The first trailer is the French trailer with reveals very little about the plot. The British trailer is much more heavy-handed.
Rose is nice and also a bit boring. It shows us (Sephardic) Jewish life in the 19th arrondisseent of Paris. Rose is widowed early in the movie but surrounded by her 3 adult children, all a bit dysfunctional -- the divorced daughter who is still in love with her ex, the doctor who is all career and no personal life and the petty criminal son who is still living with her. As in Jewish life in general, the parties are too long, the dinners are too long, the family confrontations are too long -- and all very Jewish, which is the whole point. (I wonder to which religion the director Aurélie Saada might suscribe?)

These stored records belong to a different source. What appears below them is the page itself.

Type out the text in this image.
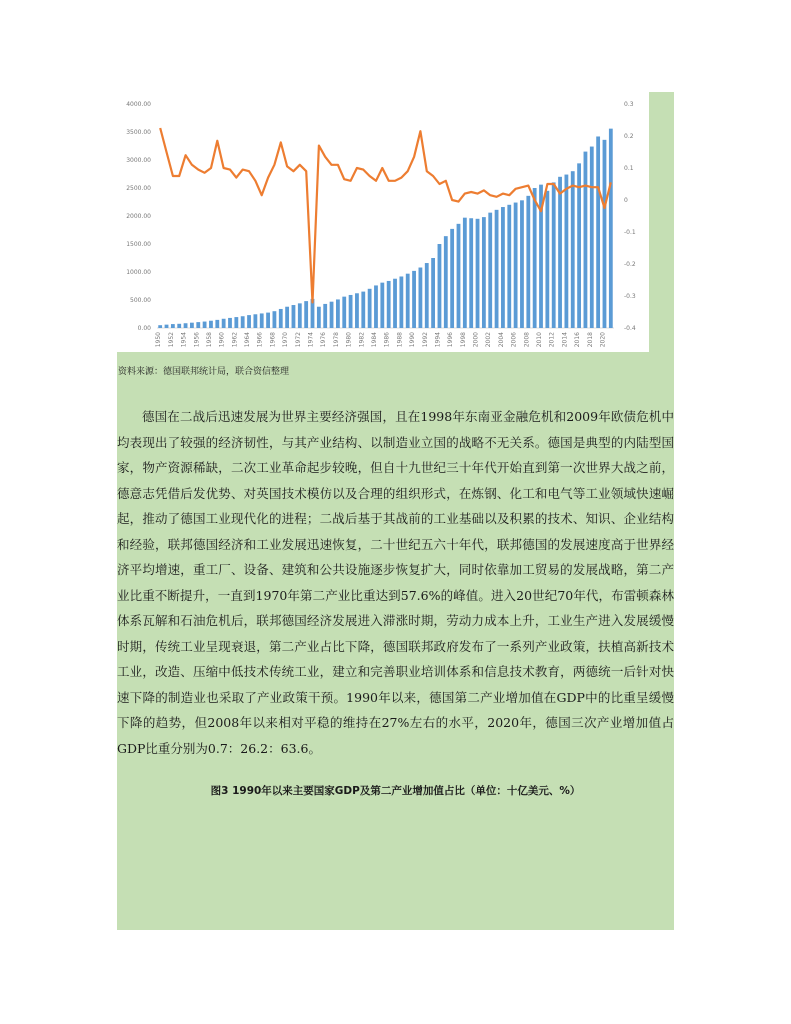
4000.00
3500.00
3000.00
2500.00
2000.00
1500.00
1000.00
500.00
0.00
0.3
0.2
0.1
0
-0.1
-0.2
-0.3
-0.4
1950 1952 1954 1956 1958 1960 1962 1964 1966 1968 1970 1972 1974 1976 1978 1980 1982 1984 1986 1988 1990 1992 1994 1996 1998 2000 2002 2004 2006 2008 2010 2012 2014 2016 2018 2020
资料来源：德国联邦统计局，联合资信整理

德国在二战后迅速发展为世界主要经济强国，且在1998年东南亚金融危机和2009年欧债危机中均表现出了较强的经济韧性，与其产业结构、以制造业立国的战略不无关系。德国是典型的内陆型国家，物产资源稀缺，二次工业革命起步较晚，但自十九世纪三十年代开始直到第一次世界大战之前，德意志凭借后发优势、对英国技术模仿以及合理的组织形式，在炼钢、化工和电气等工业领域快速崛起，推动了德国工业现代化的进程；二战后基于其战前的工业基础以及积累的技术、知识、企业结构和经验，联邦德国经济和工业发展迅速恢复，二十世纪五六十年代，联邦德国的发展速度高于世界经济平均增速，重工厂、设备、建筑和公共设施逐步恢复扩大，同时依靠加工贸易的发展战略，第二产业比重不断提升，一直到1970年第二产业比重达到57.6%的峰值。进入20世纪70年代，布雷顿森林体系瓦解和石油危机后，联邦德国经济发展进入滞涨时期，劳动力成本上升，工业生产进入发展缓慢时期，传统工业呈现衰退，第二产业占比下降，德国联邦政府发布了一系列产业政策，扶植高新技术工业，改造、压缩中低技术传统工业，建立和完善职业培训体系和信息技术教育，两德统一后针对快速下降的制造业也采取了产业政策干预。1990年以来，德国第二产业增加值在GDP中的比重呈缓慢下降的趋势，但2008年以来相对平稳的维持在27%左右的水平，2020年，德国三次产业增加值占GDP比重分别为0.7：26.2：63.6。

图3 1990年以来主要国家GDP及第二产业增加值占比（单位：十亿美元、%）
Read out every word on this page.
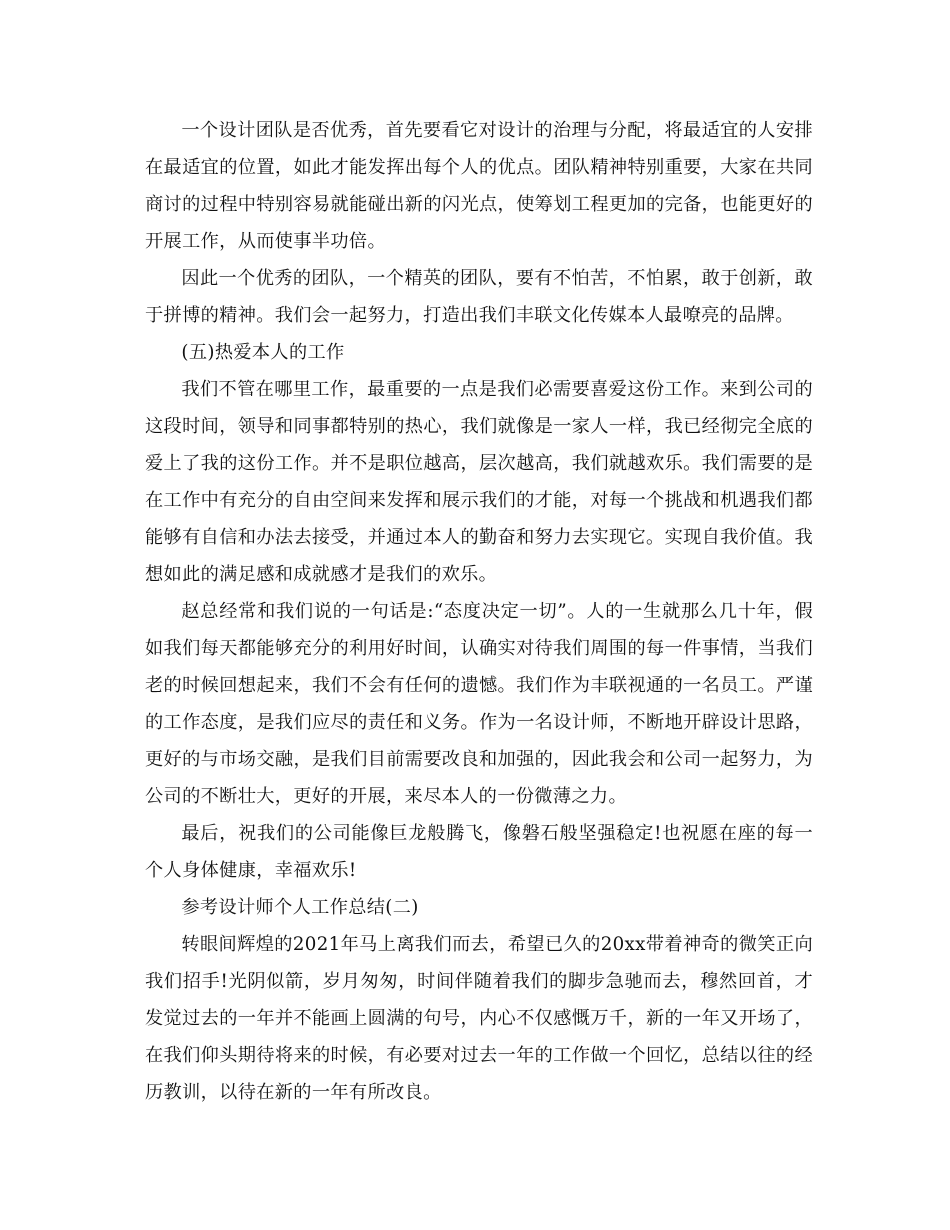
一个设计团队是否优秀，首先要看它对设计的治理与分配，将最适宜的人安排在最适宜的位置，如此才能发挥出每个人的优点。团队精神特别重要，大家在共同商讨的过程中特别容易就能碰出新的闪光点，使筹划工程更加的完备，也能更好的开展工作，从而使事半功倍。

因此一个优秀的团队，一个精英的团队，要有不怕苦，不怕累，敢于创新，敢于拼博的精神。我们会一起努力，打造出我们丰联文化传媒本人最嘹亮的品牌。

(五)热爱本人的工作

我们不管在哪里工作，最重要的一点是我们必需要喜爱这份工作。来到公司的这段时间，领导和同事都特别的热心，我们就像是一家人一样，我已经彻完全底的爱上了我的这份工作。并不是职位越高，层次越高，我们就越欢乐。我们需要的是在工作中有充分的自由空间来发挥和展示我们的才能，对每一个挑战和机遇我们都能够有自信和办法去接受，并通过本人的勤奋和努力去实现它。实现自我价值。我想如此的满足感和成就感才是我们的欢乐。

赵总经常和我们说的一句话是:“态度决定一切”。人的一生就那么几十年，假如我们每天都能够充分的利用好时间，认确实对待我们周围的每一件事情，当我们老的时候回想起来，我们不会有任何的遗憾。我们作为丰联视通的一名员工。严谨的工作态度，是我们应尽的责任和义务。作为一名设计师，不断地开辟设计思路，更好的与市场交融，是我们目前需要改良和加强的，因此我会和公司一起努力，为公司的不断壮大，更好的开展，来尽本人的一份微薄之力。

最后，祝我们的公司能像巨龙般腾飞，像磐石般坚强稳定!也祝愿在座的每一个人身体健康，幸福欢乐!

参考设计师个人工作总结(二)

转眼间辉煌的2021年马上离我们而去，希望已久的20xx带着神奇的微笑正向我们招手!光阴似箭，岁月匆匆，时间伴随着我们的脚步急驰而去，穆然回首，才发觉过去的一年并不能画上圆满的句号，内心不仅感慨万千，新的一年又开场了，在我们仰头期待将来的时候，有必要对过去一年的工作做一个回忆，总结以往的经历教训，以待在新的一年有所改良。
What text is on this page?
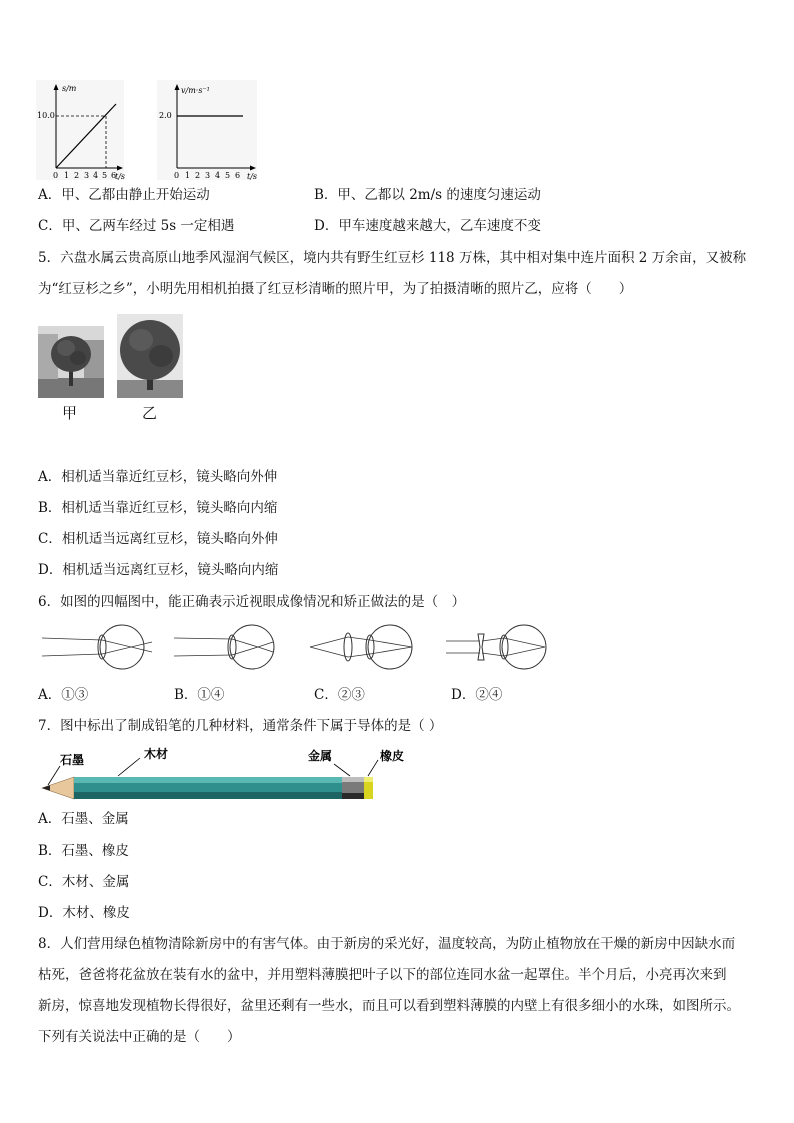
s/m
10.0
t/s
0 1 2 3 4 5 6
v/m·s⁻¹
2.0
t/s
0 1 2 3 4 5 6
A．甲、乙都由静止开始运动	B．甲、乙都以 2m/s 的速度匀速运动
C．甲、乙两车经过 5s 一定相遇	D．甲车速度越来越大，乙车速度不变
5．六盘水属云贵高原山地季风湿润气候区，境内共有野生红豆杉 118 万株，其中相对集中连片面积 2 万余亩，又被称
为“红豆杉之乡”，小明先用相机拍摄了红豆杉清晰的照片甲，为了拍摄清晰的照片乙，应将（　　）
甲	乙
A．相机适当靠近红豆杉，镜头略向外伸
B．相机适当靠近红豆杉，镜头略向内缩
C．相机适当远离红豆杉，镜头略向外伸
D．相机适当远离红豆杉，镜头略向内缩
6．如图的四幅图中，能正确表示近视眼成像情况和矫正做法的是（　）
A．①③	B．①④	C．②③	D．②④
7．图中标出了制成铅笔的几种材料，通常条件下属于导体的是（ ）
石墨	木材	金属	橡皮
A．石墨、金属
B．石墨、橡皮
C．木材、金属
D．木材、橡皮
8．人们营用绿色植物清除新房中的有害气体。由于新房的采光好，温度较高，为防止植物放在干燥的新房中因缺水而
枯死，爸爸将花盆放在装有水的盆中，并用塑料薄膜把叶子以下的部位连同水盆一起罩住。半个月后，小亮再次来到
新房，惊喜地发现植物长得很好，盆里还剩有一些水，而且可以看到塑料薄膜的内壁上有很多细小的水珠，如图所示。
下列有关说法中正确的是（　　）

After the initial shock of being a widow, Rose starts to wake up to the new possibilities of life. The owner of a local café shows interest in her even though he is at least 30 years younger. (She says she is 76 years old in the movie, but in real life Françoise Fabian is 88.) It doesn't take long for her to discover that he was just being nice, but she goes on to other minor adventures, which terrify her children who wonder if she is getting senile or something even worse. At the end, she sets them straight.
So, I got Spider-Man out of the way this morning. It is sold out most of the day in most of the cinemas in Paris, but I wisely thought to reserve a few days ago. As usual, I found the plot mostly boring. These super villains have issues about the strangest stuff. They need to see a psychiatrist but they never do. Besides Spidey, the other main character is Doctor Strange (Benedict Cumberbatch) and he is perhaps the super person who bores me the most in the MCU. And of course, I can't stand the special effects anymore. They are more and more extreme each time and go so fast that you can't even admire them. You never see them long enough. Of course, it might be because if you had more time to see them, you would notice the visual mistakes. Since they use at least a dozen different visual effects companies in these movies now, some of them are certainly better than others.
The thing I absolutely loved was having all 3 Spider-Mans in the same movie since the other 2 fell out of their multiverse when Doctor Strange fucked up. The age differences and the vintage costumes were delightful. Tobey Maguire is 46 now, Andrew Garfield is 38 and Tom Holland is 25. They had great chemistry working together as a team and I can imagine in real life how they must have joked about all of the crap they had to do in their various movies. Once again a major character died, but that has to happen from time to time. Some of the visual jokes were excellent, such as the fact that the Statue of Liberty was being changed to hold Captain America's shield instead of a torch.
But the most interesting thing wasn't the movie at all -- it was the full house of fans, who gasped, laughed, applauded and cheered at various points in the movie. And the understated French reaction is probably nothing to how the spectators will behave in countries like the United States. I was also able to notice how old I must be because sometimes when the audience gasped or applauded it was due to the appearance of an actor regarding whom I didn't have a clue. It made me feel that they must watch their Marvel collections for hours every day while discussing every detail in fan forums. It must be wonderful to be young.
The Beta Test is a rather weird and upsetting movie about the totally fake life of a media agent in Hollywood. The main point is that not a single person acts natural -- they are either lying all the time or pretending not to be affected by anything that is being said to them. A pretty horrible life.